Anthony est l'un des grands prénoms classiques du monde hispanique. Il provient du romain Antonius, nom d'une illustre famille de la Rome antique à laquelle appartenait Marc Antoine. La tradition populaire lui attribue le sens de « digne d'éloge », bien que son origine étrusque réelle soit incertaine.
Son énorme popularité est due surtout à saint Antoine de Padoue, franciscain portugais du XIIIe siècle, prédicateur extraordinaire et l'un des saints les plus aimés : patron des objets perdus et, dans le folklore, protecteur des célibataires à la recherche d'un partenaire. Sa fête, le 13 juin, est l'une des plus célébrées en Espagne.
Anthony a été pendant des générations l'un des prénoms masculins les plus fréquents en Espagne et en Hispanoamérique. Il est perçu comme solide, noble et proche, avec une touche traditionnelle et attachante. Sa polyvalence de diminutifs — Toño, Toni, Antón — le rend à la fois formel et familier.
Anthony est le nom du pilier. Son profil le dessine comme une personne d'une loyauté très élevée et d'une grande stabilité, cette personne sur qui l'on peut compter dans les moments difficiles, un chêne émotionnel qui ne tombe pas au premier vent. Ce n'est pas un hasard : il hérite de l'aura de saint Antoine de Padoue, le saint généreux vers qui tout le monde se tourne pour retrouver ce qui est perdu, et aussi du poids noble du nom romain de la gens Antonia.
Il y a chez Anthony une noblesse tranquille, un sens du devoir et de la parole donnée qui le rend fiable. Diplomate par nature, il préfère tendre des ponts plutôt que d'élever des murs, et son énergie est constante plutôt qu'explosive : celle de celui qui arrive, reste et fait le travail sans avoir besoin d'applaudissements. C'est pourquoi son besoin d'attention est modéré ; il se satisfait du respect de ses proches.
Mais que sa solidité ne le rende pas entièrement prévisible. Le nombre 7 qui régit son nom révèle un fond réflexif, presque philosophique, et les grandes figures qui l'ont porté — le poète Machado, le peintre Antonio López, l'acteur Banderas — rappellent que sous la sobriété apparente peut battre une sensibilité artistique notable. Anthony observe, médite, et de temps en temps surprend par une profondeur inattendue.

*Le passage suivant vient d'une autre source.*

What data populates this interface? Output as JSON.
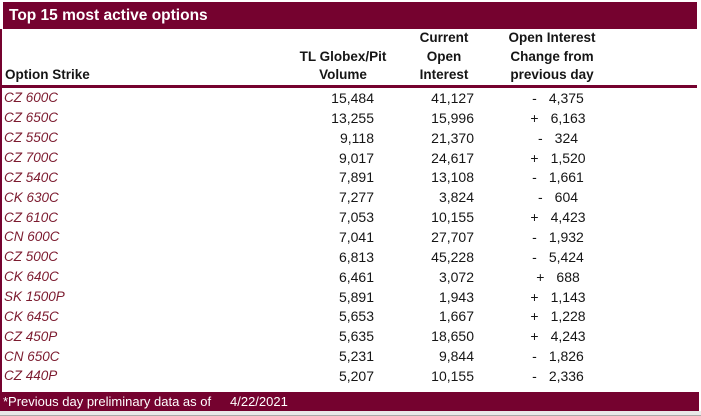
{
  "title": "Top 15 most active options",
  "colors": {
    "maroon": "#75022F",
    "strike_text": "#7C1B2F",
    "body_text": "#151515",
    "background": "#FFFFFF"
  },
  "table": {
    "headers": {
      "option_strike": "Option Strike",
      "volume_line1": "TL Globex/Pit",
      "volume_line2": "Volume",
      "current_oi_line1": "Current",
      "current_oi_line2": "Open",
      "current_oi_line3": "Interest",
      "change_line1": "Open Interest",
      "change_line2": "Change from",
      "change_line3": "previous day"
    },
    "rows": [
      {
        "strike": "CZ 600C",
        "volume": "15,484",
        "open_interest": "41,127",
        "change_sign": "-",
        "change_value": "4,375"
      },
      {
        "strike": "CZ 650C",
        "volume": "13,255",
        "open_interest": "15,996",
        "change_sign": "+",
        "change_value": "6,163"
      },
      {
        "strike": "CZ 550C",
        "volume": "9,118",
        "open_interest": "21,370",
        "change_sign": "-",
        "change_value": "324"
      },
      {
        "strike": "CZ 700C",
        "volume": "9,017",
        "open_interest": "24,617",
        "change_sign": "+",
        "change_value": "1,520"
      },
      {
        "strike": "CZ 540C",
        "volume": "7,891",
        "open_interest": "13,108",
        "change_sign": "-",
        "change_value": "1,661"
      },
      {
        "strike": "CK 630C",
        "volume": "7,277",
        "open_interest": "3,824",
        "change_sign": "-",
        "change_value": "604"
      },
      {
        "strike": "CZ 610C",
        "volume": "7,053",
        "open_interest": "10,155",
        "change_sign": "+",
        "change_value": "4,423"
      },
      {
        "strike": "CN 600C",
        "volume": "7,041",
        "open_interest": "27,707",
        "change_sign": "-",
        "change_value": "1,932"
      },
      {
        "strike": "CZ 500C",
        "volume": "6,813",
        "open_interest": "45,228",
        "change_sign": "-",
        "change_value": "5,424"
      },
      {
        "strike": "CK 640C",
        "volume": "6,461",
        "open_interest": "3,072",
        "change_sign": "+",
        "change_value": "688"
      },
      {
        "strike": "SK 1500P",
        "volume": "5,891",
        "open_interest": "1,943",
        "change_sign": "+",
        "change_value": "1,143"
      },
      {
        "strike": "CK 645C",
        "volume": "5,653",
        "open_interest": "1,667",
        "change_sign": "+",
        "change_value": "1,228"
      },
      {
        "strike": "CZ 450P",
        "volume": "5,635",
        "open_interest": "18,650",
        "change_sign": "+",
        "change_value": "4,243"
      },
      {
        "strike": "CN 650C",
        "volume": "5,231",
        "open_interest": "9,844",
        "change_sign": "-",
        "change_value": "1,826"
      },
      {
        "strike": "CZ 440P",
        "volume": "5,207",
        "open_interest": "10,155",
        "change_sign": "-",
        "change_value": "2,336"
      }
    ]
  },
  "footer": {
    "note": "*Previous day preliminary data as of",
    "date": "4/22/2021"
  }
}
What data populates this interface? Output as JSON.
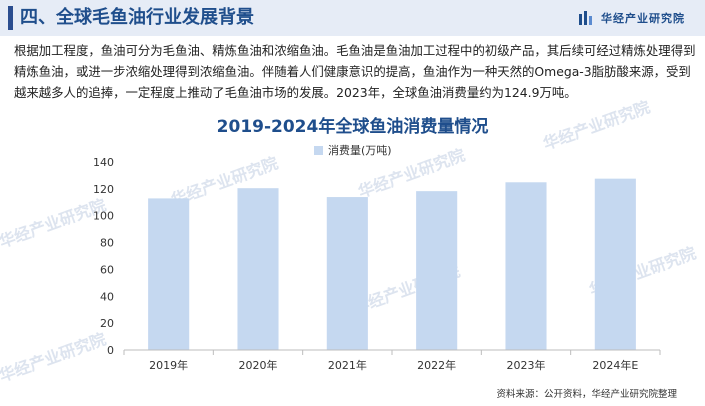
{
  "header": {
    "title": "四、全球毛鱼油行业发展背景",
    "brand_name": "华经产业研究院"
  },
  "intro_text": "根据加工程度，鱼油可分为毛鱼油、精炼鱼油和浓缩鱼油。毛鱼油是鱼油加工过程中的初级产品，其后续可经过精炼处理得到精炼鱼油，或进一步浓缩处理得到浓缩鱼油。伴随着人们健康意识的提高，鱼油作为一种天然的Omega-3脂肪酸来源，受到越来越多人的追捧，一定程度上推动了毛鱼油市场的发展。2023年，全球鱼油消费量约为124.9万吨。",
  "watermark": "华经产业研究院",
  "source": "资料来源：公开资料，华经产业研究院整理",
  "colors": {
    "bar": "#c5d8f0",
    "title": "#1f4e8c",
    "header_bg": "#e6ecf6"
  },
  "chart_data": {
    "type": "bar",
    "title": "2019-2024年全球鱼油消费量情况",
    "categories": [
      "2019年",
      "2020年",
      "2021年",
      "2022年",
      "2023年",
      "2024年E"
    ],
    "series": [
      {
        "name": "消费量(万吨)",
        "values": [
          112.9,
          120.5,
          113.9,
          118.3,
          124.9,
          127.6
        ]
      }
    ],
    "ylim": [
      0,
      140
    ],
    "yticks": [
      0,
      20,
      40,
      60,
      80,
      100,
      120,
      140
    ],
    "ytick_labels": [
      "0",
      "20",
      "40",
      "60",
      "80",
      "100",
      "120",
      "140"
    ],
    "grid": false,
    "legend_position": "top-center"
  }
}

Son imagination est contenue et il préfère le concret aux chimères ; son ambition est saine mais sans brutalité. Le risque d'Anthony est de s'installer dans sa fiabilité et de charger de trop nombreuses responsabilités étrangères par pur sens du devoir. Quand il apprend à déléguer et à lâcher prise, il reste ce qu'il a toujours été : l'ami généreux et loyal qui apparaît quand on a besoin de lui, aussi fiable que le saint qui lui donne son nom.
Portrait ludique, à prendre avec le sourire — notre méthodologie.
Anthony ne joue pas les mystérieux ; sa séduction est un feu lent, direct et chargé d'une dignité ancestrale qui hypnotise. En aimant, il le fait avec une intensité possessive mais respectueuse, cherchant cette connexion profonde qui valide son essence. Il est attiré par la femme qui défie son calme avec intelligence et passion, quelqu'un capable d'équilibrer sa tendance traditionnelle avec une étincelle moderne et imprévisible. Cependant, sa patience a des limites : la médiocrité et le manque d'authenticité sont ses plus grands ennemis. Il s'ennuie rapidement face aux superficialités vides, ayant besoin d'une âme qui lui offre une loyauté inébranlable et des conversations qui allument son intellect. Il ne cherche pas de petites amies, il cherche des compagnes de vie ; il veut construire quelque chose de solide, de tangible, où la passion s'entrelace avec le respect mutuel. Pour lui, le sexe est un langage sacré de vérité, et non de luxure éphémère. Si vous parvenez à capter son regard sérieux et à décrypter la chaleur cachée sous son façade stoïque, vous gagnerez son cœur pour toujours. Si vous ne cherchez que l'amusement, il fuira avant même que vous ne commenciez.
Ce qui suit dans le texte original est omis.